Reviewed by Danielle Ellis, B.Sc.Sep 26 2024
Astronomers discovered a unique galaxy, GS-NDG-9422, in the early Universe. This galaxy's gas outshines its stars, a phenomenon never seen before. This discovery could be a crucial step in understanding the evolution of galaxies from the Universe's first stars to the familiar ones seen today. The research was published in the Monthly Notices of the Royal Astronomical Society.
The newly discovered GS-NDG-9422 galaxy appears as a faint blur in this James Webb Space Telescope NIRCam (Near-Infrared Camera) image. It could help astronomers better understand galaxy evolution in the early Universe. Image Credit: NASA, ESA, CSA, STScI, Alex Cameron (Oxford)
Astronomers claim that the finding of a “weird” and unique galaxy in the early Universe may “help us understand how the cosmic story began.”
Approximately one billion years after the Big Bang, GS-NDG-9422 (9422) was discovered. It was notable for having a peculiar light signature that had never been observed previously, suggesting that its gas was outshining its stars.
According to researchers, the “totally new phenomena” may represent the missing link in the galactic history between the earliest stars in the Universe and the familiar, well-established galaxies, which makes it significant.
This extraordinary class of galaxy was discovered by the $10 billion (£7.6 billion) James Webb Space Telescope (JWST), a collaborative effort by the US, European, and Canadian space agencies designed to look back in time to the origins of the Universe.
My first thought in looking at the galaxy's spectrum was, 'that is weird,' which is exactly what the Webb telescope was designed to reveal: new phenomena in the early Universe that will help us understand how the cosmic story began.
Dr. Alex Cameron, Lead Researcher, University of Oxford
To discuss the unusual facts, Cameron contacted his Coworker and Theorist, Dr. Harley Katz. Together, they discovered that Webb's observations and computer simulations of cosmic gas clouds cooked to the point that the gas glowed brighter than the stars by extremely hot, massive stars were almost exact matches.
It looks like these stars must be much hotter and more massive than what we see in the local Universe, which makes sense because the early Universe was a very different environment.

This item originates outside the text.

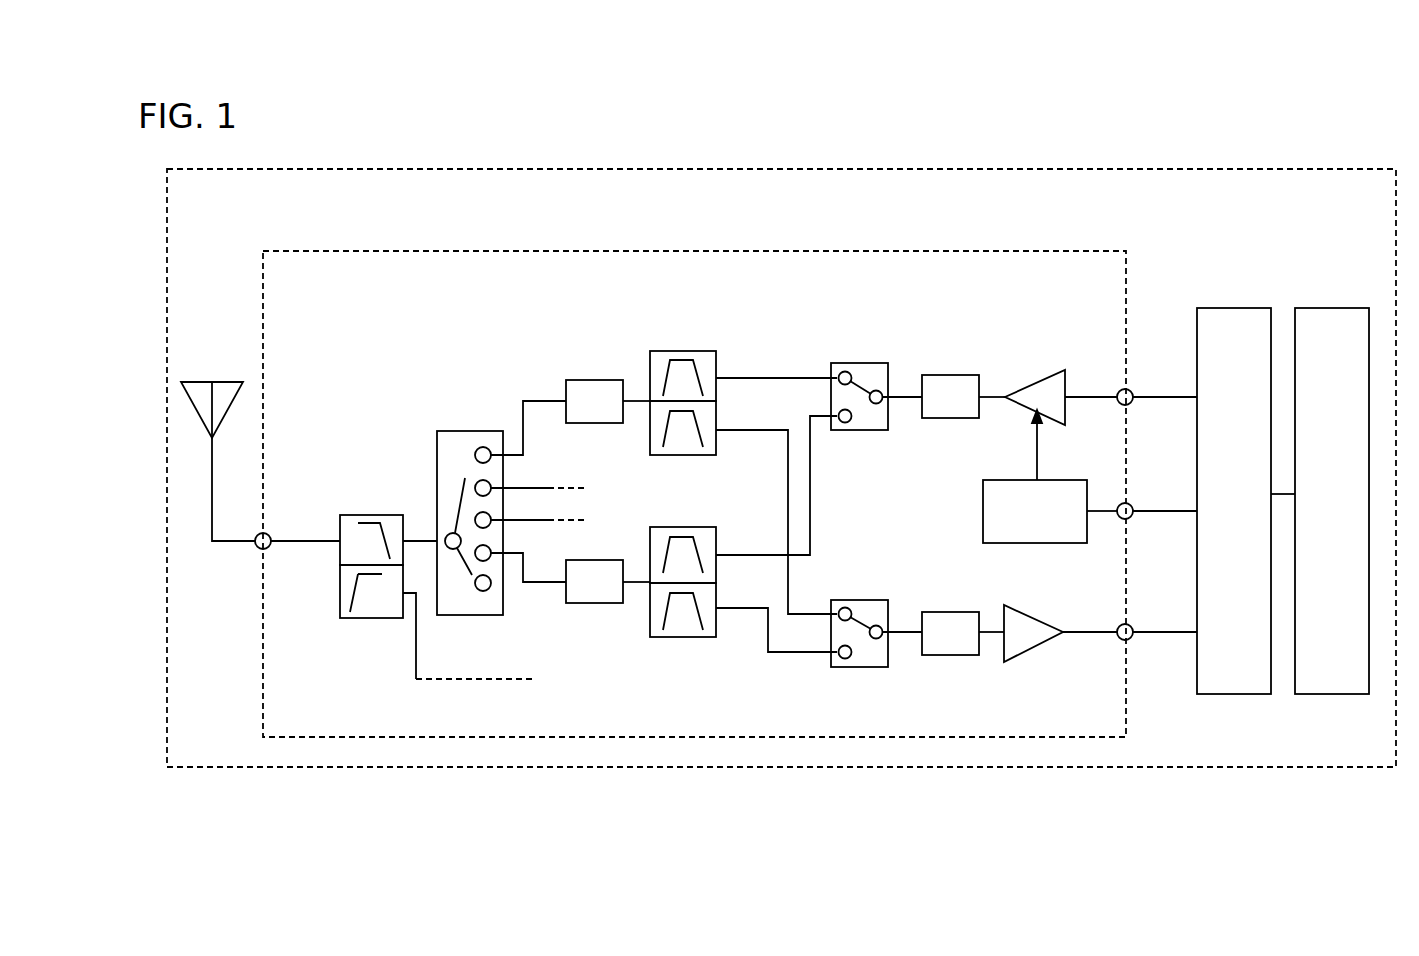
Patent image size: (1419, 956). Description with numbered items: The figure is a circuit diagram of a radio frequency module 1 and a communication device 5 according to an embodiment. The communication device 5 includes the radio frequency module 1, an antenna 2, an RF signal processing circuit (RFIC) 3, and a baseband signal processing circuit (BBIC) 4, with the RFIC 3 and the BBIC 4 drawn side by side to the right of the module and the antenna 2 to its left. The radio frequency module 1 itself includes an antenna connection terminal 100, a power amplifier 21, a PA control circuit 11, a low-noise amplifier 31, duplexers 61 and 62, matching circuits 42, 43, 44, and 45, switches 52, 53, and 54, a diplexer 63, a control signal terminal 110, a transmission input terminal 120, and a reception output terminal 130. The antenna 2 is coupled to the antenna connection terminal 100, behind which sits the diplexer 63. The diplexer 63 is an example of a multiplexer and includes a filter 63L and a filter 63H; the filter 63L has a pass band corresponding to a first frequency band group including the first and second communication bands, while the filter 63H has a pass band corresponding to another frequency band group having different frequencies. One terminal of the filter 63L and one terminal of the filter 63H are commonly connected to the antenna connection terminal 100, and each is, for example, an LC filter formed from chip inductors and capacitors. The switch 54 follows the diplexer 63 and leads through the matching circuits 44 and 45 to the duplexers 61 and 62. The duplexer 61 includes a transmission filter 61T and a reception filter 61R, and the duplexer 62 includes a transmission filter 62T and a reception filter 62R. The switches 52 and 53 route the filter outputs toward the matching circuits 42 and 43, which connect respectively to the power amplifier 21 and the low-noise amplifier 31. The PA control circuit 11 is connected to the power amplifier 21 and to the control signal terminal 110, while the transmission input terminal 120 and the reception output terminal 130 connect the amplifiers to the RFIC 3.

Dr. Harley Katz, Theorist, University of Chicago
Typical hot, massive stars in the local Universe have temperatures between 40,000 ℃ and 50,000 ℃, or 70,000 to 90,000 ºF. The team claims that stars in galaxy 9422 are over 140,000 ºF (80,000 ºC) in temperature.
The galaxy is thought to be going through a brief period of intensive star formation inside a cloud of thick gas that is giving rise to a significant number of big, hot stars, according to astronomers. The gas cloud is blazing incredibly brightly because it is being struck by so many photons of light from the stars.
Nebular gas outshining stars is not only unusual but also exciting because it is expected in the settings of the first generation of stars in the universe, known as Population III stars.
We know that this galaxy does not have Population III stars, because the Webb data shows too much chemical complexity. However, its stars are different than what we are familiar with – the exotic stars in this galaxy could be a guide for understanding how galaxies transitioned from primordial stars to the types of galaxies we already know.
Dr. Harley Katz, Theorist, University of Chicago
Currently, galaxy 9422 represents a single instance of this stage of galaxy evolution, leaving numerous unanswered issues. Are these circumstances typical of galaxies at this time of day or are they uncommon? What additional information about even earlier stages of galaxy evolution may they provide?
To gain a deeper understanding of the Universe's early stages, specifically the first billion years following the Big Bang, Cameron, Katz, and their research partners are currently selecting additional galaxies to include in this population.
Cameron said, “It is a very exciting time, to be able to use the Webb telescope to explore this time in the Universe that was once inaccessible. We are just at the beginning of new discoveries and understanding.”
Journal Reference:
Cameron, A. J., et al. (2024) Nebular dominated galaxies: insights into the stellar initial mass function at high redshift. Monthly Notices of the Royal Astronomical Society. doi.org/10.1093/mnras/stae1547.